De noite, um pouco cansada, você quis se sentar num café novo na esquina de um bulevar novo, todo sujo ainda de entulho e já mostrando gloriosamente seus esplendores inacabados. O café resplandecia. O próprio gás disseminava ali todo o ardor de uma estréia e iluminava com todas as suas forças as paredes ofuscantes de brancura, as superfícies faiscantes dos espelhos, os ouros das madeiras e cornijas, os pajens de caras rechonchudas puxados por coleiras de cães, as damas rindo para o falcão em suas mãos, as ninfas e deusas portando frutos na cabeça, os patês e a caça, as Hebes e os Ganimedes estendendo a pequena ânfora de bavarezas, o obelisco bicolor dos sorvetes matizados; toda a história e toda a mitologia a serviço da comilança.
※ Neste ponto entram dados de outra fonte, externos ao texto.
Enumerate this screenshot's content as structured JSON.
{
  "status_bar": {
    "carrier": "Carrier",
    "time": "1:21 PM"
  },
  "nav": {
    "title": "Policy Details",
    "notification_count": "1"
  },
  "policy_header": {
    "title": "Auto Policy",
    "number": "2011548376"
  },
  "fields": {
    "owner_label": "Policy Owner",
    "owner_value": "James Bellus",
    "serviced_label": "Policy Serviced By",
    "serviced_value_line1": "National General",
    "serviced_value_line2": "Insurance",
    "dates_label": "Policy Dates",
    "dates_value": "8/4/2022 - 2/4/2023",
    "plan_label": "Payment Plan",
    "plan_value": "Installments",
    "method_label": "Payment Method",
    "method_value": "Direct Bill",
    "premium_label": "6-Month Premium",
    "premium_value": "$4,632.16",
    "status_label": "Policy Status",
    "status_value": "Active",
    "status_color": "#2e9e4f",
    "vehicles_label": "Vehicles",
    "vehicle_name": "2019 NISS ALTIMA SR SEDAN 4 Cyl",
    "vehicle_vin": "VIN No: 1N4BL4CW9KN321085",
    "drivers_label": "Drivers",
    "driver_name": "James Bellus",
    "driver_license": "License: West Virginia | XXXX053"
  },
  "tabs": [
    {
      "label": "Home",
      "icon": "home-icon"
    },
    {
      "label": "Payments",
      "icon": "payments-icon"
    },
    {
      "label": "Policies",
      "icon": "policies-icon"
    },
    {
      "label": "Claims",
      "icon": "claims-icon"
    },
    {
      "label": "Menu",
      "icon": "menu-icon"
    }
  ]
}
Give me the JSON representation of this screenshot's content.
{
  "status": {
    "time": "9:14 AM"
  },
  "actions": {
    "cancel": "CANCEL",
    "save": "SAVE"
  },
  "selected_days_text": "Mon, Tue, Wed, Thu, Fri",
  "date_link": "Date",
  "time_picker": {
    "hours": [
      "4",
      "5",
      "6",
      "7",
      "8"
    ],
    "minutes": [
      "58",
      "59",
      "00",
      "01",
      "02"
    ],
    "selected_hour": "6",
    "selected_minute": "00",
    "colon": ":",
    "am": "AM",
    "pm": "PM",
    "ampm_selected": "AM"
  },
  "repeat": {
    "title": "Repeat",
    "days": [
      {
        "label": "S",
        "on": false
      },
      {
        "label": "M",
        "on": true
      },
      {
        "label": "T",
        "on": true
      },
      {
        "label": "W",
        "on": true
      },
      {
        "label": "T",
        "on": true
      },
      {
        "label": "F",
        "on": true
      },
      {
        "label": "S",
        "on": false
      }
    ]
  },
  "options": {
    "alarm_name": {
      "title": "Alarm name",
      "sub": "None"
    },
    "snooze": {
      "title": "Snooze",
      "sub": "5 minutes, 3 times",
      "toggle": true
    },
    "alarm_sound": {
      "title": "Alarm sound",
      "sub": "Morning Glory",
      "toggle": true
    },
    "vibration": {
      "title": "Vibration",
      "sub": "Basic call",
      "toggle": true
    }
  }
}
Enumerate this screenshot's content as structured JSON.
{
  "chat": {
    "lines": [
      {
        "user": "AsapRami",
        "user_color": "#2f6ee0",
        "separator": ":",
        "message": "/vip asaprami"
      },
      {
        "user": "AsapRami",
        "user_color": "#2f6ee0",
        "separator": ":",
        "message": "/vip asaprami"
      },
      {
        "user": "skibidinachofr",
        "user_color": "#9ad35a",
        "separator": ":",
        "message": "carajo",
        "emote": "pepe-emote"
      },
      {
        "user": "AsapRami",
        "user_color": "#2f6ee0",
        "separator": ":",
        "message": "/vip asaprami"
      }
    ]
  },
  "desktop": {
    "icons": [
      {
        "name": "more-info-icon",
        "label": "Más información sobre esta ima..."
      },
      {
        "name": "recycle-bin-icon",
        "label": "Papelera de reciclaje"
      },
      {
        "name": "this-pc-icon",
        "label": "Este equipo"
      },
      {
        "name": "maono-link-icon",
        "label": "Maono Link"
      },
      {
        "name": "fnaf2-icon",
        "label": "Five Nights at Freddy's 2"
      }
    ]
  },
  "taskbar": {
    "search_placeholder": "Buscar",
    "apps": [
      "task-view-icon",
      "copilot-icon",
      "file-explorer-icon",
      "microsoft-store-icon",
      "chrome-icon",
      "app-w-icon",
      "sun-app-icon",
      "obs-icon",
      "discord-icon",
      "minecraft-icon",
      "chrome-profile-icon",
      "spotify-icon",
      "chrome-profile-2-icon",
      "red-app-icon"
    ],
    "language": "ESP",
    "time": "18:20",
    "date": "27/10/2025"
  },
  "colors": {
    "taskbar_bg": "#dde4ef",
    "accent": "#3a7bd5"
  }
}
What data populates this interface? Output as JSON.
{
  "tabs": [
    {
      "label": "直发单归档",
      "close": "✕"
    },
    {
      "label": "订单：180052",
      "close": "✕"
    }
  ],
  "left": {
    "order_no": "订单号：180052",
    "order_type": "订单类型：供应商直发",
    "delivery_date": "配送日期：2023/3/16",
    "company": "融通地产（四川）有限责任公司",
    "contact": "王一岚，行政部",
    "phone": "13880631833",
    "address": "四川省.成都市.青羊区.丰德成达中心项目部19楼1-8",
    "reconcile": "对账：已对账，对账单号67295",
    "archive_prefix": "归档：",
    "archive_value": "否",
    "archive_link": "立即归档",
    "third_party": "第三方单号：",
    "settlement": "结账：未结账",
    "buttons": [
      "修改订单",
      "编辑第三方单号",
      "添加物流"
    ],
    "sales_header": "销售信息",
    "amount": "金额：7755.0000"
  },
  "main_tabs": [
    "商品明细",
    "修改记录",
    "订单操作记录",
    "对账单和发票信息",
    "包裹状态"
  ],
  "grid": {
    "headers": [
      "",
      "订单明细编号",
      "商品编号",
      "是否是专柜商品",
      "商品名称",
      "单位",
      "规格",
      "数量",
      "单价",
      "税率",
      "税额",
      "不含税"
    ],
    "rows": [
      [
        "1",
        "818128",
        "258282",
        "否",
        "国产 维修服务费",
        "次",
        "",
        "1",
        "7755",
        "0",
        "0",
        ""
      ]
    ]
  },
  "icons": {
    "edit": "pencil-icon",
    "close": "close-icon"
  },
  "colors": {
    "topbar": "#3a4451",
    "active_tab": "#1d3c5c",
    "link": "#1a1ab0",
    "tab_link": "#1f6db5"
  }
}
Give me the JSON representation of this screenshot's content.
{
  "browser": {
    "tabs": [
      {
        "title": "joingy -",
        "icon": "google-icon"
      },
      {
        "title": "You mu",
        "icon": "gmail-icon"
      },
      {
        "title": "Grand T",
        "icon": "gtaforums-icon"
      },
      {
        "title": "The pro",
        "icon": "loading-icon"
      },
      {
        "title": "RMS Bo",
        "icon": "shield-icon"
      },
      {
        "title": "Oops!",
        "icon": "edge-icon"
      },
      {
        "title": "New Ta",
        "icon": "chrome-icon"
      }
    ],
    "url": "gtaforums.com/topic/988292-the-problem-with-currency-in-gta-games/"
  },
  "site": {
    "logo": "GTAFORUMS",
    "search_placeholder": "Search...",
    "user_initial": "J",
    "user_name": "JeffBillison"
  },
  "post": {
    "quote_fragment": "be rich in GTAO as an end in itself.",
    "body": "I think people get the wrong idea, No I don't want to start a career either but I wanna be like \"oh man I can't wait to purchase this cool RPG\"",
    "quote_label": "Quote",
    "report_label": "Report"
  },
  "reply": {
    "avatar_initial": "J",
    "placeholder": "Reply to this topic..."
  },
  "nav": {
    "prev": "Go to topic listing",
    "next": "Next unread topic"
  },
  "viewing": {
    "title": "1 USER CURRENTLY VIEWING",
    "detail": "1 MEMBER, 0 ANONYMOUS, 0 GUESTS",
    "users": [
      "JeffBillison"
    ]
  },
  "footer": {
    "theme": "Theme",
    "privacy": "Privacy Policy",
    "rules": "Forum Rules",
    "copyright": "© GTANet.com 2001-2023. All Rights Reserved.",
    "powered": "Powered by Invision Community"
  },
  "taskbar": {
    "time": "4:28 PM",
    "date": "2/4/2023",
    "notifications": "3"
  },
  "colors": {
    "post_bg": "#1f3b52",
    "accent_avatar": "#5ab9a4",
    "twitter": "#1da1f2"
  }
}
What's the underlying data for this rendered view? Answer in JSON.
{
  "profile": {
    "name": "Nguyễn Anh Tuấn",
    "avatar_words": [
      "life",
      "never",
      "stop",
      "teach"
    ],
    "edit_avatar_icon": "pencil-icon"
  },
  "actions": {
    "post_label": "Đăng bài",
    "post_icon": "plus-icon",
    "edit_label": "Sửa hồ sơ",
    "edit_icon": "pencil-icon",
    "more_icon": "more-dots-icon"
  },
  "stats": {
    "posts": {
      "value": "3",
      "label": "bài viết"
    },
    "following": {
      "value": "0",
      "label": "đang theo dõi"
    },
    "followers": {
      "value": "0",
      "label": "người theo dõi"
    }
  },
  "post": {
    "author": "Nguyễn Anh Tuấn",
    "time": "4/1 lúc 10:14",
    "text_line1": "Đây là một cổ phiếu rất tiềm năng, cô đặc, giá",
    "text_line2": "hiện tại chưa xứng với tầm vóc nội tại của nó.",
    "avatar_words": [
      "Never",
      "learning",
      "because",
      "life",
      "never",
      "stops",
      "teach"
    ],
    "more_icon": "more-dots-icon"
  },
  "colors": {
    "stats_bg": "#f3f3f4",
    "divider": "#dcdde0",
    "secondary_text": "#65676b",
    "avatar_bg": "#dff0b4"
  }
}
Plantado diante de nós, na calçada, um bravo homem dos seus quarenta anos, de rosto cansado, barba grisalha, trazia pela mão um menino e no outro braço um pequeno ser ainda muito frágil para andar. Ele desempenhava o ofício de empregada e levava as crianças para tomarem o ar da tarde. Todos em farrapos. Estes três rostos eram extraordinariamente sérios e os seis olhos contemplavam fixamente o novo café com idêntica admiração, mas diversamente nuançada pela idade.

Os olhos do pai diziam: "Como é bonito! Como é bonito! Parece que todo o ouro do pobre mundo veio parar nessas paredes." Os olhos do menino: "Como é bonito, como é bonito, mas é uma casa onde só entra gente que não é como nós." Quanto aos olhos do menor, estavam fascinados demais para exprimir outra coisa que não uma alegria estúpida e profunda.
Dizem os cancionistas que o prazer torna a alma boa e amolece o coração. Não somente essa família de olhos me enternecia, mas ainda me sentia um tanto envergonhado de nossas garrafas e copos, maiores que nossa sede. Voltei os olhos para os seus, querido amor, para ler neles meu pensamento; mergulhava em seus olhos tão belos e tão estranhamente doces, nos seus olhos verdes habitados pelo Capricho e inspirados pela Lua, quando você me disse: "Essa gente é insuportável, com seus olhos abertos como portas de cocheira! Não poderia pedir ao maître para os tirar daqui?"

Como é difícil nos entendermos, querido anjo, e o quanto o pensamento é incomunicável, mesmo entre pessoas que se amam!